3. Create and execute a comprehensive data strategy
Data is fast becoming one of the most—if not the most—valuable asset for any organization. The insurance industry is no different: how carriers identify, quantify, place, and manage risk is all predicated on the volume and quality of data they acquire during a policy’s life cycle. Most AI technologies will perform best when they have a high volume of data from a variety of sources. As such, carriers must develop a well-structured and actionable strategy with regard to both internal and external data. Internal data will need to be organized in ways that enable and support the agile development of new analytics insights and capabilities. With external data, carriers must focus on securing access to data that enriches and complements their internal data sets. The real challenge will be gaining access in a cost-efficient way. As the external data ecosystem continues to expand, it will likely remain highly fragmented, making it quite difficult to identify high-quality data at a reasonable cost. Overall, data strategy will need to include a variety of ways to obtain and secure access to external data, as well as ways to combine this data with internal sources. Carriers should be prepared to have a multifaceted procurement strategy that could include the direct acquisition of data assets and providers, licensing of data sources, use of data APIs, and partnerships with data brokers.
4. Create the right talent and technology infrastructure
In augmented chess, average players enabled by AI tend to do better than expert chess players enabled by the same AI. The underlying reason for this counterintuitive outcome depends on whether the individual interacting with AI embraces, trusts, and understands the supporting technology. To ensure that every part of the organization views advanced analytics as a must-have capability, carriers must make measured but sustained investments in people. The insurance organization of the future will require talent with the right mindsets and skills. The next generation of successful frontline insurance workers will be in increasingly high demand and must possess a unique mix of being technologically adept, creative, and willing to work at something that will not be a static process but rather a mix of semiautomated and machine-supported tasks that continually evolve. Generating value from the AI use cases of the future will require carriers to integrate skills, technology, and insights from around the organization to deliver unique, holistic customer experiences. Doing so will require a conscious culture shift for most carriers that will rely on buy-in and leadership from the executive suite. Developing an aggressive strategy to attract, cultivate, and retain a variety of workers with critical skill sets will be essential to keep pace. These roles will include data engineers, data scientists, technologists, cloud computing specialists, and experience designers. To retain knowledge while also ensuring the business has the new skills and capabilities necessary to compete, many organizations will design and implement reskilling programs. As a last component of developing the new workforce, organizations will identify external resources and partners to augment in-house capabilities that will help carriers secure the needed support for business evolution and execution. The IT architecture of the future will also be radically different from today’s. Carriers should start making targeted investments to enable the migration to a more future-forward technology stack that can support a two-speed IT architecture.

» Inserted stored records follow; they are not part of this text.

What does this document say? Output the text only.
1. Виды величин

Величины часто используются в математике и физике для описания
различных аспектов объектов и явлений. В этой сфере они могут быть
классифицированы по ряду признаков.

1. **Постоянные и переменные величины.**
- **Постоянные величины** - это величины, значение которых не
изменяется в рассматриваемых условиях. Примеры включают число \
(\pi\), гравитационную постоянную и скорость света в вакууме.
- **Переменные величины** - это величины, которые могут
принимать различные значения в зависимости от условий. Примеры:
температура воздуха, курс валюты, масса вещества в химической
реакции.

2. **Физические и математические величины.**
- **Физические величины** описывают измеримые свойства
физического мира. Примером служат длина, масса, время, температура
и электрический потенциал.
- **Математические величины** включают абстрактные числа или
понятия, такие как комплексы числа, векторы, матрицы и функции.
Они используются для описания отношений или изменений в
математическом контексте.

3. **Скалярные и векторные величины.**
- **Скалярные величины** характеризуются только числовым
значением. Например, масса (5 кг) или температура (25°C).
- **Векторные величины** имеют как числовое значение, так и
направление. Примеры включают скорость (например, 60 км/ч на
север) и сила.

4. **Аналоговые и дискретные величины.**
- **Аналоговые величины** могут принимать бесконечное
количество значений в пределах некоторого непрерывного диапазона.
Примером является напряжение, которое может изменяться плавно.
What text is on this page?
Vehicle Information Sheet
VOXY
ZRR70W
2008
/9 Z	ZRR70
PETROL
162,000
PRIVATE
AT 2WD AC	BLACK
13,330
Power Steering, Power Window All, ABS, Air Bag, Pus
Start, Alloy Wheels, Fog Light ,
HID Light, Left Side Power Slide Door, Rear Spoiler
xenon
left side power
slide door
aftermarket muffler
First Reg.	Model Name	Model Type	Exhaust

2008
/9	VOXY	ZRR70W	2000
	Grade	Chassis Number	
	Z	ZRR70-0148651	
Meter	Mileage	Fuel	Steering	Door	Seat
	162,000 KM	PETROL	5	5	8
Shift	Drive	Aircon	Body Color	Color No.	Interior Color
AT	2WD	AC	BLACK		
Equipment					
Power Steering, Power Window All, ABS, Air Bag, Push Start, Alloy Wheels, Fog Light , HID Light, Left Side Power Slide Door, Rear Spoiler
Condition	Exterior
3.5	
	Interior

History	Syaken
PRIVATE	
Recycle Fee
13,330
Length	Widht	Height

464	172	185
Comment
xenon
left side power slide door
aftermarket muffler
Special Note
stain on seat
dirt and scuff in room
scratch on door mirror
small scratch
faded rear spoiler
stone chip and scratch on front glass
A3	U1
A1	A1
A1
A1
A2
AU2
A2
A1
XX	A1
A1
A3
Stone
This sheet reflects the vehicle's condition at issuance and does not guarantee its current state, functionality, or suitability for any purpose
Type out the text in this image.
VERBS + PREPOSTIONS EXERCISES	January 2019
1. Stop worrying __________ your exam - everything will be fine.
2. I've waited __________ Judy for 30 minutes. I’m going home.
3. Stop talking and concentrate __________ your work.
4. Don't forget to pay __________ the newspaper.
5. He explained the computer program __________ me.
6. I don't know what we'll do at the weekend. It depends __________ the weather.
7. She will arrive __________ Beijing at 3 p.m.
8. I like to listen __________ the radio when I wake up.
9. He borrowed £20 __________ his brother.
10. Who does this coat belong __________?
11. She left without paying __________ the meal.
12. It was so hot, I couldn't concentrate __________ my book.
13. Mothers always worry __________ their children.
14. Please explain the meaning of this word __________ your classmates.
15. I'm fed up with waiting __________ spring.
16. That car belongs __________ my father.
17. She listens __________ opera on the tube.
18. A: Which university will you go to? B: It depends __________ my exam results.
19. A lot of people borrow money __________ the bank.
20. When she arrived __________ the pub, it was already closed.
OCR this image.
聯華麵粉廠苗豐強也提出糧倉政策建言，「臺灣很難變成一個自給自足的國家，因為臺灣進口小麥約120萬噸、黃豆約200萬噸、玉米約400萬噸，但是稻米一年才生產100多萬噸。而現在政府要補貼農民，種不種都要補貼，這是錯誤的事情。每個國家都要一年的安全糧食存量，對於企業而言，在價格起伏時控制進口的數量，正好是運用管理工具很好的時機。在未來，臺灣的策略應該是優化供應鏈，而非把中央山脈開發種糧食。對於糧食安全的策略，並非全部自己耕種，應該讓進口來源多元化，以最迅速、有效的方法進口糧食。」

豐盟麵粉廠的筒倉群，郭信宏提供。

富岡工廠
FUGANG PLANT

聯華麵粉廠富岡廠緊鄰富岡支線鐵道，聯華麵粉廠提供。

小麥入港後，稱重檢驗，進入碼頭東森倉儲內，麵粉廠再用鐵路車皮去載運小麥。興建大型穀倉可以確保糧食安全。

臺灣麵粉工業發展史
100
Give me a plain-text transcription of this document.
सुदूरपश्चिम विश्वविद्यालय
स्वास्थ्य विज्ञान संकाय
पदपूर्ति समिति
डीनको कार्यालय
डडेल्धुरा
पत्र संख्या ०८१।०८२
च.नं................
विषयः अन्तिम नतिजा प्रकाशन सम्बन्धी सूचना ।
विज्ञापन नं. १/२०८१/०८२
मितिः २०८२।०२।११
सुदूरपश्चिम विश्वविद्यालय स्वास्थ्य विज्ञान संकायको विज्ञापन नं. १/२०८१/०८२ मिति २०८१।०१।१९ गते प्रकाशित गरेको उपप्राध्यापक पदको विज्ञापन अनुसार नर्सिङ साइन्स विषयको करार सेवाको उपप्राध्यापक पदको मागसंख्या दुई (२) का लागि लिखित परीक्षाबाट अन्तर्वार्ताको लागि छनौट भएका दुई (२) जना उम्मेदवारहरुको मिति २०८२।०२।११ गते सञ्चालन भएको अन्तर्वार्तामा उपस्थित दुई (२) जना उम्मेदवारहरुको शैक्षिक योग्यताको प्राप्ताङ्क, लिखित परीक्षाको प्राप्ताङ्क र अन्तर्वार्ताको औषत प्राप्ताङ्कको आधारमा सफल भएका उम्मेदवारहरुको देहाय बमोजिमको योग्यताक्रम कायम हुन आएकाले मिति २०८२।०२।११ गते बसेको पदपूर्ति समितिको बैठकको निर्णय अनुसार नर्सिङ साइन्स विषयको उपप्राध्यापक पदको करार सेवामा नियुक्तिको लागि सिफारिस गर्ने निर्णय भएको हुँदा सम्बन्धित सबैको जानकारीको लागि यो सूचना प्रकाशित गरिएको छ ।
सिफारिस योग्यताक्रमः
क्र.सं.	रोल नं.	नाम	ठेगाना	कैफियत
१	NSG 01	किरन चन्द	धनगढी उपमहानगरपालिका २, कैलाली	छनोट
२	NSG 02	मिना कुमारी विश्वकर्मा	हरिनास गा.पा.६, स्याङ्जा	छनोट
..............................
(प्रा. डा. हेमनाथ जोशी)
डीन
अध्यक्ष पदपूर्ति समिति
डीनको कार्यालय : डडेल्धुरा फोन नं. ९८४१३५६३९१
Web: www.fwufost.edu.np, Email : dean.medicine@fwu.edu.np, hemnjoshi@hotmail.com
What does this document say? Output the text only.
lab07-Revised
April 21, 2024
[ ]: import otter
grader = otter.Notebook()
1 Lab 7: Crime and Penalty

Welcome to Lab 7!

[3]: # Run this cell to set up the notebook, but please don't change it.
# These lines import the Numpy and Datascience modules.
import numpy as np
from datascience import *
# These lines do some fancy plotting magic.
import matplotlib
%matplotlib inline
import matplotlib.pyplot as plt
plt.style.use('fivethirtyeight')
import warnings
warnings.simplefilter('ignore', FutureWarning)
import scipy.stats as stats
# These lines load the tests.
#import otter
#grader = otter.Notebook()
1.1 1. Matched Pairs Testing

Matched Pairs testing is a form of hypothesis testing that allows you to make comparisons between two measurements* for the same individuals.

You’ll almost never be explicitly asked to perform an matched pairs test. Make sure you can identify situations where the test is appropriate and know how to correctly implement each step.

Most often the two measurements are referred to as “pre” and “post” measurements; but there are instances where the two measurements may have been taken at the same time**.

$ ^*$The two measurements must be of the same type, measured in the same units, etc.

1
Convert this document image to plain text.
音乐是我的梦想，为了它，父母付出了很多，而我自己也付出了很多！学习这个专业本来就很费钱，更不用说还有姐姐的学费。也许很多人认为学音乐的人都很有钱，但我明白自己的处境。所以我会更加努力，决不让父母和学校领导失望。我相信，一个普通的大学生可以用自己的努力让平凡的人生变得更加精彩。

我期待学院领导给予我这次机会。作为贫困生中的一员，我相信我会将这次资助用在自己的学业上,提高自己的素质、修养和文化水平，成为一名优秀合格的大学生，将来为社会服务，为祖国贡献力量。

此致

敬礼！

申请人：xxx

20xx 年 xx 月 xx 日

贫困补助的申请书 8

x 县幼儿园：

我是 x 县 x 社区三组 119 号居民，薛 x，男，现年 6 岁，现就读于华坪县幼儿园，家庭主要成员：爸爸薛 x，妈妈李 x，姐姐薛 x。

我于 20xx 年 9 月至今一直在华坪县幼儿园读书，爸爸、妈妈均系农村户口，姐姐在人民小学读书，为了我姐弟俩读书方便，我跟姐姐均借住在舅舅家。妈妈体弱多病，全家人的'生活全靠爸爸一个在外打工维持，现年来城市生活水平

Rapid advances in technologies in the next decade will lead to disruptive changes in the insurance industry. The winners in AI-based insurance will be carriers that use new technologies to create innovative products, harness cognitive learning insights from new data sources, streamline processes and lower costs, and exceed customer expectations for individualization and dynamic adaptation. Most important, carriers that adopt a mindset focused on creating opportunities from disruptive technologies—instead of viewing them as a threat to their current business—will thrive in the insurance industry in 2030.